Lowe’s Can Win the Reopening, Too. Its Stock Is a Buy.
Lowe’s was a lockdown winner, but investors are having second thoughts about its stock now that reopening looms. But don’t fret. Lowe’s is far more than just a Covid-19 play.
Despite gaining nearly 40% during the past year, Lowe’s stock (ticker: LOW) has languished recently, falling 4.2% year to date, to $153.77. There’s nothing wrong with Lowe’s, just a lot that could go wrong. Rising yields could slow housing, while more vaccinations—President Joe Biden said there should be enough shots for every American adult by the end of May—should mean more dollars spent on dining out, vacations, and going to the movies than on sprucing up homes.
Those concerns are probably overblown. Sales at the Mooresville, N.C.–based home-improvement retailer will almost certainly slow, but there’s more to growing a business than simply increasing revenue. With Covid receding, Lowe’s is set to become a more-profitable company, while housing might be more resilient than it’s given credit for. Just as important, Lowe’s has also been a turnaround story, and with life returning to normal, it can finally demonstrate how far it has come.
“There’s a macro component to liking this story and a micro component,” says Gordon Haskett analyst Chuck Grom, who upgraded Lowe’s stock to Buy from Accumulate last month. “People’s appetite for spending on their homes is still very robust…and [management] really has its arms around the business.”
Lowe’s has benefited from lockdowns that kept Americans in their homes for the past year. Lowe’s net income nearly doubled to $978 million in its fourth quarter from $509 million the year before, while same-store sales, which were reported on Feb. 24, rose 28.6%, outpacing estimates of 22%. Overall revenue climbed 26.7%, to $20.31 billion. The company also said that it would spend $9 billion buying back its shares.
Yet Lowe’s stock has fallen 5.3% since its earnings release. Sales are almost certainly going to fall in the quarters ahead. Lowe’s will naturally face negative same-store sales this year—it would be nearly impossible to beat the 30%-plus comp gains in 2020’s second and third quarters; this year, same-store sales are forecast to drop 10.1% and 8.9%, respectively.
RBC Capital Markets analyst Scot Ciccarelli isn’t that extreme—he sees 2% declines in 2021—meaning that sales would be up 25% over a two-year period, well above the previous range of low- to high-single digit growth. “We think that stacked trends will end up surprising to the upside…reducing the potential or magnitude of multiple compression and likely resulting in higher-than-expected earnings,” he writes.
Covid’s decline should make Lowe’s more profitable. While the lockdown drove consumers to spend more on home improvement, it also forced Lowe’s to spend more than $1 billion last year to keep its stores open. As a result, the end of the crisis could add 1.5 percentage points to 2021 profit margins, says Gordon Haskett’s Grom.
The optimism comes despite rising bond yields stirring fears of a housing slowdown. Mortgage rates have risen—the 30-year crossed 3% this past week for the first time since July—but recent data are strong. Construction spending rose 1.7% in January, the most recent data available. And many homes being bought are older and could require more upkeep. “The focus on the home is something that will be ingrained in people for some time,” says John Buckingham, portfolio manager at wealth management firm Kovitz.

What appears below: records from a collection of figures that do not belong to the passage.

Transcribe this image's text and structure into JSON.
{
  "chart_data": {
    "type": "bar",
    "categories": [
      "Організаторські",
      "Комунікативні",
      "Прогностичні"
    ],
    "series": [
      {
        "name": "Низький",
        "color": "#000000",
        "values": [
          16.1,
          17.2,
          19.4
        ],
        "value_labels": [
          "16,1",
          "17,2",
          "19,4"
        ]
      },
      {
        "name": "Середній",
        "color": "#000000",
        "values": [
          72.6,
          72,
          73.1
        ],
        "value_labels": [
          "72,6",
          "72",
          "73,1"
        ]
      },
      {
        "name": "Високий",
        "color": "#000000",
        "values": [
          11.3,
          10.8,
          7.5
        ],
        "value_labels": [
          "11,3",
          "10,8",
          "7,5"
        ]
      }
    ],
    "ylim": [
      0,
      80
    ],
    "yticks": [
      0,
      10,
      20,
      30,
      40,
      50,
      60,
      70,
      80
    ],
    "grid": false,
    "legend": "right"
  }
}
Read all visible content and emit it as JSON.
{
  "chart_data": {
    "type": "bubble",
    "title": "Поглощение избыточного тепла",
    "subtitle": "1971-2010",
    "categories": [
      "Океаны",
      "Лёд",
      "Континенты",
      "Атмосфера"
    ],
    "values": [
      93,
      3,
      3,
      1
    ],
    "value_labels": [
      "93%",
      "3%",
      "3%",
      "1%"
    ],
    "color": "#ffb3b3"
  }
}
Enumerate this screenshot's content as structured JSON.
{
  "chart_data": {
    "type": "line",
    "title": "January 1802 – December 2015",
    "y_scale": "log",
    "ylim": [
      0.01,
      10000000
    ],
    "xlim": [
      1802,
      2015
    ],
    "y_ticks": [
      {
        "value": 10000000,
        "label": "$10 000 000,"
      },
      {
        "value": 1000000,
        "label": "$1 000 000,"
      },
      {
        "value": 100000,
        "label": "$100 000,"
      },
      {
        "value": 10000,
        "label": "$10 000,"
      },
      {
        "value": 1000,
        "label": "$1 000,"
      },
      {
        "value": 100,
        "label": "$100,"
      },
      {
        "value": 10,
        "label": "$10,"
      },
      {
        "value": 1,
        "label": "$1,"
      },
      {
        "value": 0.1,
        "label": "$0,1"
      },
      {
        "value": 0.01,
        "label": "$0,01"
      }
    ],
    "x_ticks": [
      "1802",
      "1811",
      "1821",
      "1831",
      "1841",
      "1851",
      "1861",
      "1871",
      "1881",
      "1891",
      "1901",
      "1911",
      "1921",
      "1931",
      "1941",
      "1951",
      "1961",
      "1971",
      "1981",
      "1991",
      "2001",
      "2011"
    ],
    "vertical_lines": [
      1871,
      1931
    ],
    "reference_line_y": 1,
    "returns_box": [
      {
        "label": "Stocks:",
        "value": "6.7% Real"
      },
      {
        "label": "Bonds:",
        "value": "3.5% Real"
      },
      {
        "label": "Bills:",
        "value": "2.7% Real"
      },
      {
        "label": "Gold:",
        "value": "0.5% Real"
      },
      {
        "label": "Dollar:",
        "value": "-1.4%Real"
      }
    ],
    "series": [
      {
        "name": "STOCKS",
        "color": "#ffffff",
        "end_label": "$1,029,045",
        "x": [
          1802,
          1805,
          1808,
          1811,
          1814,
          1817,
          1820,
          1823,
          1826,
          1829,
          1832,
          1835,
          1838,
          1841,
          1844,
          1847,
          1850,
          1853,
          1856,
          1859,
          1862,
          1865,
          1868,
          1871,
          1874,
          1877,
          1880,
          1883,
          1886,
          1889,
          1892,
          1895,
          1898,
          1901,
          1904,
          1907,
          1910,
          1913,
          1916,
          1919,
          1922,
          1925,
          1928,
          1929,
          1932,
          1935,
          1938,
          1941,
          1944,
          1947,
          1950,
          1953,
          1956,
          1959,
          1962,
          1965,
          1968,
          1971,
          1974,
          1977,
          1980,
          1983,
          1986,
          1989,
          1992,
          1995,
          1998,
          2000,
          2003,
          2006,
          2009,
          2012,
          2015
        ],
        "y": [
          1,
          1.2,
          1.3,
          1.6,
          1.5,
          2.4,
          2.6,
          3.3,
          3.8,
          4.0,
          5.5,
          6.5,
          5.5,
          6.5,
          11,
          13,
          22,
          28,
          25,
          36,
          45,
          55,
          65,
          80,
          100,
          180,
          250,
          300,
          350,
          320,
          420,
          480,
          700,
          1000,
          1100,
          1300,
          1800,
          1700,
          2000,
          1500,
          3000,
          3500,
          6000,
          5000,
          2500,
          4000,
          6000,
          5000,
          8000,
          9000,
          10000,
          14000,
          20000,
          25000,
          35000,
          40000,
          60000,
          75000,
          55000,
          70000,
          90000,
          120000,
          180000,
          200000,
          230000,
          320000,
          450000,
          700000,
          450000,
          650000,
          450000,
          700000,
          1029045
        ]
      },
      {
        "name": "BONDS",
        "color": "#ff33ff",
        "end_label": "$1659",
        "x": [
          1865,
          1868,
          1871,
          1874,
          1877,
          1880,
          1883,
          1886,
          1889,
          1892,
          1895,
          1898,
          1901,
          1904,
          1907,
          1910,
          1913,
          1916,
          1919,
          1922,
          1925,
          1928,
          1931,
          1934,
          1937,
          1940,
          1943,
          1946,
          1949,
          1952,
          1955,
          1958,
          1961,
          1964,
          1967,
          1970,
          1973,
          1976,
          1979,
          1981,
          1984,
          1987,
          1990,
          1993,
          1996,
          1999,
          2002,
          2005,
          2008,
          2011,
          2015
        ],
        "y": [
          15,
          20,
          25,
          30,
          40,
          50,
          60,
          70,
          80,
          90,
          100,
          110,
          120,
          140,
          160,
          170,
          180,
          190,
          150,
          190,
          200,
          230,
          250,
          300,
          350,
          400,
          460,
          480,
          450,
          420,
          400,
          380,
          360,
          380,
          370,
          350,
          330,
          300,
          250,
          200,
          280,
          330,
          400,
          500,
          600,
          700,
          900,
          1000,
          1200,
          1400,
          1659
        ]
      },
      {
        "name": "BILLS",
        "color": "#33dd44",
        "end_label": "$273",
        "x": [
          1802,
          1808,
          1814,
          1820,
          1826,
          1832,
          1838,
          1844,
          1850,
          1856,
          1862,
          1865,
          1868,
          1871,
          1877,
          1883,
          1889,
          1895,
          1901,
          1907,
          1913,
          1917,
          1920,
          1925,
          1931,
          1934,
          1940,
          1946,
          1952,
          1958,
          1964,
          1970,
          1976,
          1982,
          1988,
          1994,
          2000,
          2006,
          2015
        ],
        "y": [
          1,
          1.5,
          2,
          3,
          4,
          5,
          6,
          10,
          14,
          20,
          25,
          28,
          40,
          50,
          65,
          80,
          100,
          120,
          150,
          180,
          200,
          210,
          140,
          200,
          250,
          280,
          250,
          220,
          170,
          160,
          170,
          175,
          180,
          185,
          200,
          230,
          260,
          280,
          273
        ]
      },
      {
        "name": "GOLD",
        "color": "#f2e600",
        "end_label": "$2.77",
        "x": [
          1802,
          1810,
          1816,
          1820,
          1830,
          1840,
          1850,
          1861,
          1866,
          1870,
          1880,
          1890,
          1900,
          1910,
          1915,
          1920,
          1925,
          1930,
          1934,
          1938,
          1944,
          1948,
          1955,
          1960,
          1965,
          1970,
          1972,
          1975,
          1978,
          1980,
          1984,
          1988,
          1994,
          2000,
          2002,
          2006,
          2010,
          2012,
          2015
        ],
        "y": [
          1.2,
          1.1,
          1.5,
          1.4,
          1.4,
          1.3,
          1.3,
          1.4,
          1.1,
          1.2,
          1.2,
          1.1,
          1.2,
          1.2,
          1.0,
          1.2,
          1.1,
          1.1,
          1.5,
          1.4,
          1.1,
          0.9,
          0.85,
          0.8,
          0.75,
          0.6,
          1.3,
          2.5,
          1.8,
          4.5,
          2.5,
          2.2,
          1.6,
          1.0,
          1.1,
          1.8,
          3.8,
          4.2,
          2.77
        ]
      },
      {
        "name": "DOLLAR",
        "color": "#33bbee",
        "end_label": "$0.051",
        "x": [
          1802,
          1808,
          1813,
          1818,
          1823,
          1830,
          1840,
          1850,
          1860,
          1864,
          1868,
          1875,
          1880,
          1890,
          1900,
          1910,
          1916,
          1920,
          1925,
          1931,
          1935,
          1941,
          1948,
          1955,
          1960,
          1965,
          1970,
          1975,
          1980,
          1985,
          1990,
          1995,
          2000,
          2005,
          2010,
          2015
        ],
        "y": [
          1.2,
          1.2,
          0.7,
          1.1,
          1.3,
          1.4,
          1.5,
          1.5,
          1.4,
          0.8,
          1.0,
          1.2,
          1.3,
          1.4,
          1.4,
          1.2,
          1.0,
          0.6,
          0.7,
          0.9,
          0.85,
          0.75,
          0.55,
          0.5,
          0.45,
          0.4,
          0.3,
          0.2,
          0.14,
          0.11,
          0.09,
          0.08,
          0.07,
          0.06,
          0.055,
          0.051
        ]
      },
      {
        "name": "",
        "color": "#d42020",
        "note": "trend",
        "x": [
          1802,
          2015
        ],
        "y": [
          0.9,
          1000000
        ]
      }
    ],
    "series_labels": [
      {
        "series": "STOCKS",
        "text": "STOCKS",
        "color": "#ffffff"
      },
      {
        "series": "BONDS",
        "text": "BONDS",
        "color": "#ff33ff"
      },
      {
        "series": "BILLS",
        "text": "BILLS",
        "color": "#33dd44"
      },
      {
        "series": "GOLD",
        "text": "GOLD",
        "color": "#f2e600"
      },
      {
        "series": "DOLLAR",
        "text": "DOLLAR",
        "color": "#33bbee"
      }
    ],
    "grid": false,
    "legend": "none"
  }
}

None of this takes into consideration the turnaround at Lowe’s. The company long trailed Home Depot (HD), but that was changing before the pandemic: Lowe’s CEO Marvin Ellison, one of Barron’s best CEOs of 2020, acted quickly to shake up management and close underperforming stores after taking the helm in 2018, and those efforts got a boost from Covid. While foot traffic was up year over year at both retailers each month in their fiscal fourth quarters, spanning November to January, Lowe’s saw bigger increases, soaring as high as 30.4%, according to data from Placer.ai.
Lowe’s other self-help efforts are going equally well. The company has amped up online, added products and self-checkout, and remodeled nearly 95% of its store base, which should attract and retain new customers, particularly contractors who have historically favored Home Depot.
Despite that progress, Lowe’s trades at just 16 times forward earnings of $9.70 a share. That’s below its own five-year average of 17.1 times and Home Depot’s 20 times, even though Lowe’s is expected to grow at an 11% clip to Home Depot’s 6.6%. Longer term, analysts expect Lowe’s sales to grow by 19.9%, ahead of Home Depot’s anticipated 11%.
“If we see earnings come in near where [they’re] expected, I don’t see a multiple contraction,” says Buckingham. “If anything, I would see an expansion back toward historical levels.” He has a $190 price target, though he notes that the shares would have to fetch only 18 times next year’s consensus earnings estimate of $10.95 to trade above $197.
There’s nothing like a little self-improvement to help send this home-improvement stock higher.